There are several steps to disability insurance claim. Typically, the first step is making a claim. But "making a claim" is about a lot more than just filling out the forms they send you.
If you are unsure about the claim process, or your claim has a high monetary value (which insurance companies routinely deny because remember – there’s no downside for them), you should consult with an attorney. We can look at your policy (each one is different), review your evidence, and let you know where you might need to add more detail or support to have your claim approved.
If your claim is denied at any point, you have the right to appeal the denial. Virtually every insurance policy has an appeal process. The insurance company will make it sound easy, and they may even give you a brief, helpful form to fill out. Don’t fall for that! Often you will just get one shot at this, so it’s important to get an attorney’s perspective. That’s why we will review your denial letter for free and give you a report of our findings and a plan for the appeal.
Depending on the insurance company and the policy language, you may have more than one appeal (this is true for all long-term disability, short-term disability, or life insurance policies). While a second appeal is usually optional, it can be an important opportunity to add evidence to your claim file.

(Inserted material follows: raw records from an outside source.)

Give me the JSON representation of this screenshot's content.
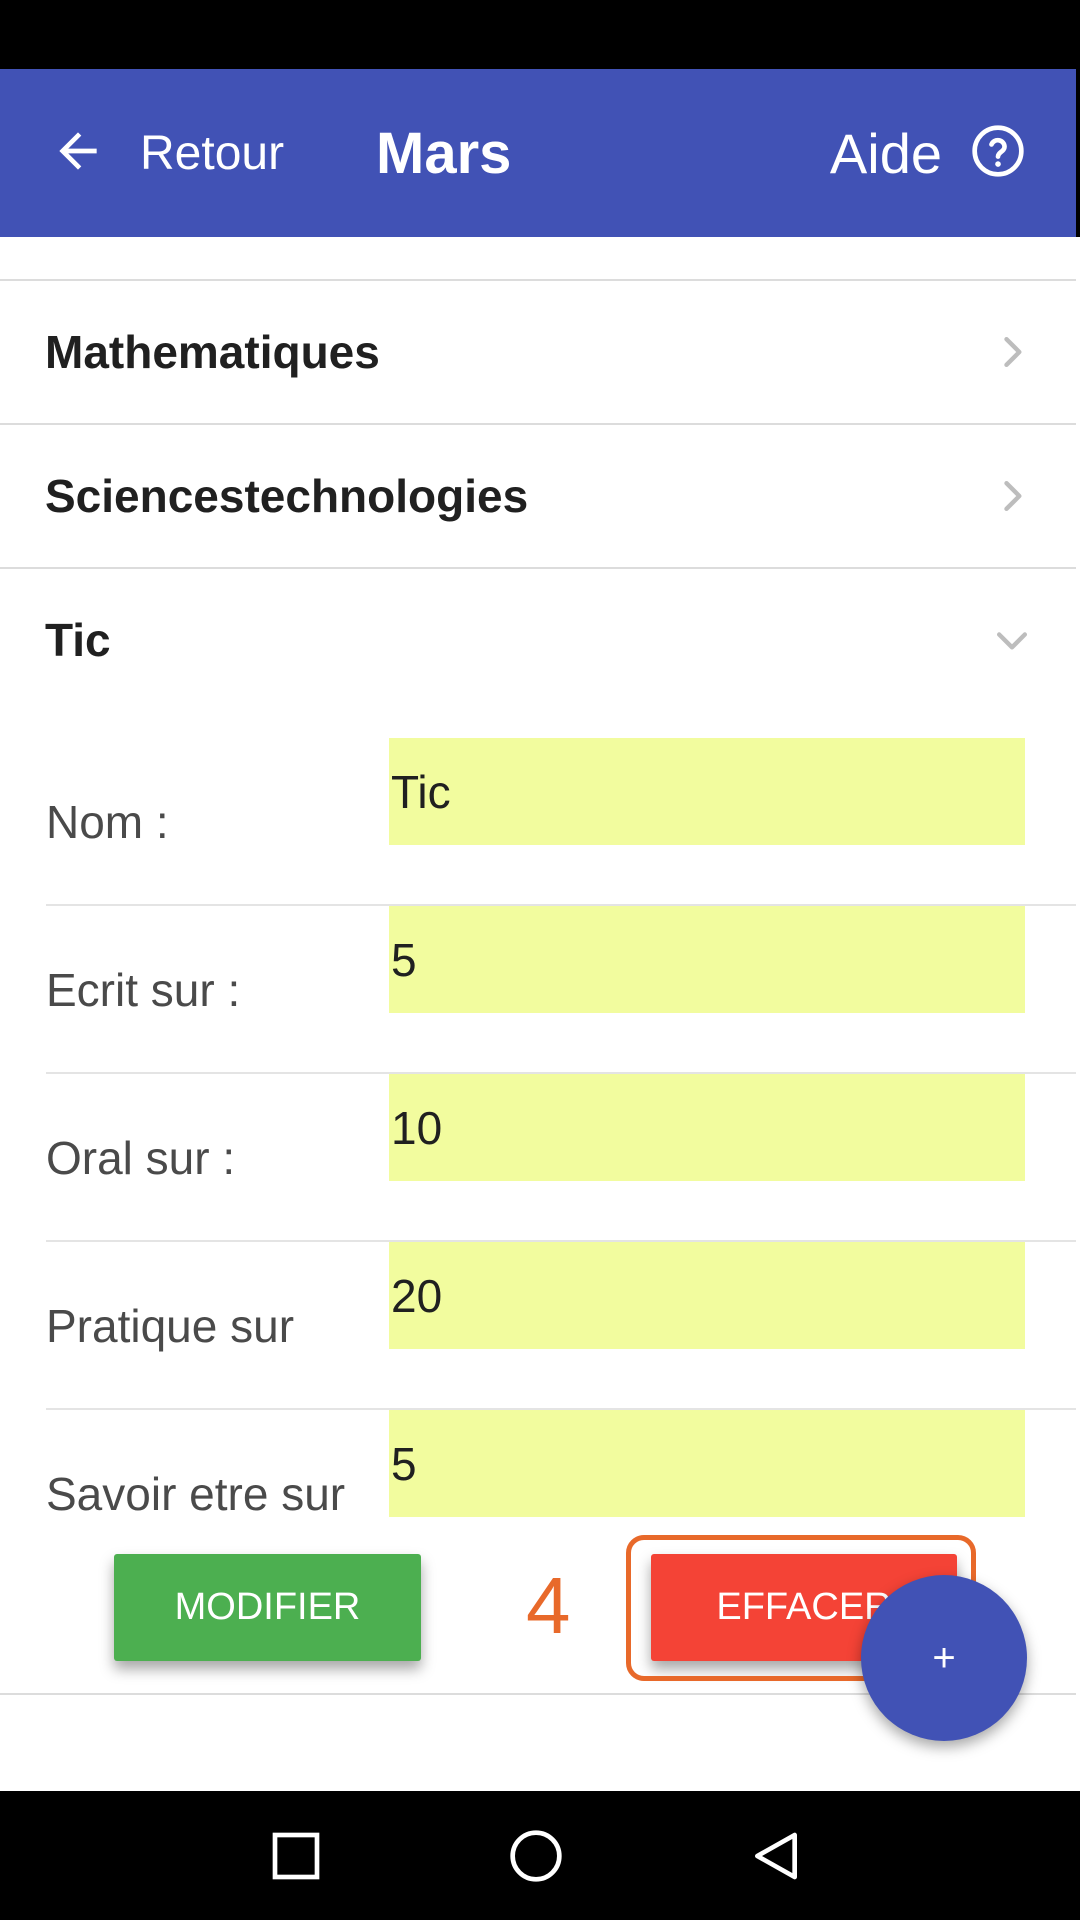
{
  "app_bar": {
    "back_label": "Retour",
    "title": "Mars",
    "help_label": "Aide"
  },
  "subjects": [
    {
      "label": "Mathematiques",
      "expanded": false
    },
    {
      "label": "Sciencestechnologies",
      "expanded": false
    },
    {
      "label": "Tic",
      "expanded": true
    }
  ],
  "form": {
    "fields": [
      {
        "label": "Nom :",
        "value": "Tic"
      },
      {
        "label": "Ecrit sur :",
        "value": "5"
      },
      {
        "label": "Oral sur :",
        "value": "10"
      },
      {
        "label": "Pratique sur",
        "value": "20"
      },
      {
        "label": "Savoir etre sur",
        "value": "5"
      }
    ],
    "modify_label": "MODIFIER",
    "delete_label": "EFFACER"
  },
  "annotation": {
    "step_number": "4"
  },
  "fab": {
    "label": "+"
  },
  "colors": {
    "primary": "#4152b5",
    "field_bg": "#f2fc9e",
    "modify": "#4caf50",
    "delete": "#f44336",
    "annotation": "#e8692a"
  },
  "icons": {
    "back": "arrow-left-icon",
    "help": "help-circle-icon",
    "collapsed": "chevron-right-icon",
    "expanded": "chevron-down-icon",
    "nav_recents": "square-icon",
    "nav_home": "circle-icon",
    "nav_back": "triangle-back-icon"
  }
}
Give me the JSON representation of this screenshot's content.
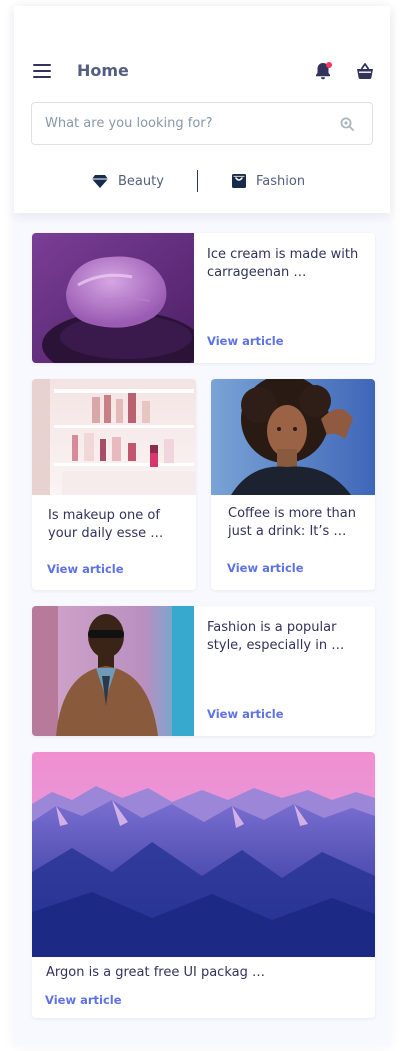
{
  "header": {
    "title": "Home",
    "menu_icon": "hamburger-icon",
    "notification_icon": "bell-icon",
    "cart_icon": "basket-icon",
    "notification_dot_color": "#f5365c"
  },
  "search": {
    "placeholder": "What are you looking for?",
    "value": "",
    "icon": "search-icon"
  },
  "tabs": [
    {
      "label": "Beauty",
      "icon": "diamond-icon"
    },
    {
      "label": "Fashion",
      "icon": "shopping-bag-icon"
    }
  ],
  "articles": [
    {
      "text": "Ice cream is made with carrageenan …",
      "link": "View article",
      "image": "purple cream on spoon"
    },
    {
      "text": "Is makeup one of your daily esse …",
      "link": "View article",
      "image": "makeup products on glass shelf"
    },
    {
      "text": "Coffee is more than just a drink: It’s …",
      "link": "View article",
      "image": "woman with curly hair"
    },
    {
      "text": "Fashion is a popular style, especially in …",
      "link": "View article",
      "image": "man in leather jacket and sunglasses"
    },
    {
      "text": "Argon is a great free UI packag …",
      "link": "View article",
      "image": "purple mountain range"
    }
  ],
  "colors": {
    "primary": "#5e72e4",
    "text": "#32325d",
    "muted": "#8898aa",
    "background": "#f8f9fe"
  }
}
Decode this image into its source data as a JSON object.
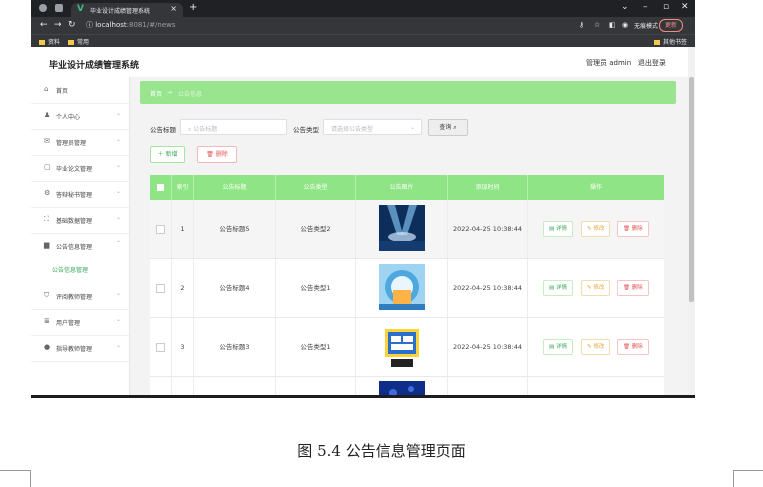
{
  "browser": {
    "tab_title": "毕业设计成绩管理系统",
    "tab_close": "×",
    "new_tab": "+",
    "url_host": "localhost",
    "url_rest": ":8081/#/news",
    "incognito_label": "无痕模式",
    "update_label": "更新",
    "bookmarks": [
      "资料",
      "常用"
    ],
    "other_bookmarks": "其他书签"
  },
  "app": {
    "title": "毕业设计成绩管理系统",
    "user_label": "管理员 admin",
    "logout_label": "退出登录"
  },
  "sidebar": {
    "items": [
      {
        "icon": "home-icon",
        "glyph": "⌂",
        "label": "首页",
        "arrow": ""
      },
      {
        "icon": "user-icon",
        "glyph": "♟",
        "label": "个人中心",
        "arrow": "⌄"
      },
      {
        "icon": "mail-icon",
        "glyph": "✉",
        "label": "管理员管理",
        "arrow": "⌄"
      },
      {
        "icon": "document-icon",
        "glyph": "▢",
        "label": "毕业论文管理",
        "arrow": "⌄"
      },
      {
        "icon": "settings-icon",
        "glyph": "⚙",
        "label": "答辩秘书管理",
        "arrow": "⌄"
      },
      {
        "icon": "fullscreen-icon",
        "glyph": "⛶",
        "label": "基础数据管理",
        "arrow": "⌄"
      },
      {
        "icon": "monitor-icon",
        "glyph": "▆",
        "label": "公告信息管理",
        "arrow": "⌃"
      },
      {
        "icon": "shield-icon",
        "glyph": "⛉",
        "label": "评阅教师管理",
        "arrow": "⌄"
      },
      {
        "icon": "list-icon",
        "glyph": "≣",
        "label": "用户管理",
        "arrow": "⌄"
      },
      {
        "icon": "pin-icon",
        "glyph": "●",
        "label": "指导教师管理",
        "arrow": "⌄"
      }
    ],
    "active_sub": "公告信息管理"
  },
  "breadcrumb": {
    "home": "首页",
    "arrow": "→",
    "current": "公告信息"
  },
  "search": {
    "title_label": "公告标题",
    "title_placeholder": "公告标题",
    "type_label": "公告类型",
    "type_placeholder": "请选择公告类型",
    "query_button": "查询"
  },
  "actions": {
    "add": "新增",
    "delete": "删除"
  },
  "table": {
    "headers": [
      "索引",
      "公告标题",
      "公告类型",
      "公告图片",
      "添加时间",
      "操作"
    ],
    "rows": [
      {
        "index": "1",
        "title": "公告标题5",
        "type": "公告类型2",
        "time": "2022-04-25 10:38:44"
      },
      {
        "index": "2",
        "title": "公告标题4",
        "type": "公告类型1",
        "time": "2022-04-25 10:38:44"
      },
      {
        "index": "3",
        "title": "公告标题3",
        "type": "公告类型1",
        "time": "2022-04-25 10:38:44"
      }
    ],
    "op_detail": "详情",
    "op_edit": "修改",
    "op_delete": "删除"
  },
  "caption": "图 5.4  公告信息管理页面",
  "colors": {
    "accent": "#8fe485",
    "breadcrumb": "#98e58e",
    "chrome": "#202124"
  }
}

Too often we are contacted by people who have filed multiple appeals and have exhausted their administrative appeal rights. It’s only then that they contact a lawyer, but unfortunately, by then it’s too late to add any new evidence. By the time we reach the lawsuit stage, a judge is only going to review what is in the insurance company's file already. No new evidence is allowed.
The insurance company knows this, and they are counting on the fact that you do not. So they get to add all the “independent” medical reviews, vocational analysis, etc. that they want. Do you think that the insurance company is going to fill the record with information favorable to you? We have never seen that happen!
Bottom line: know your rights and understand the insurance company tactics.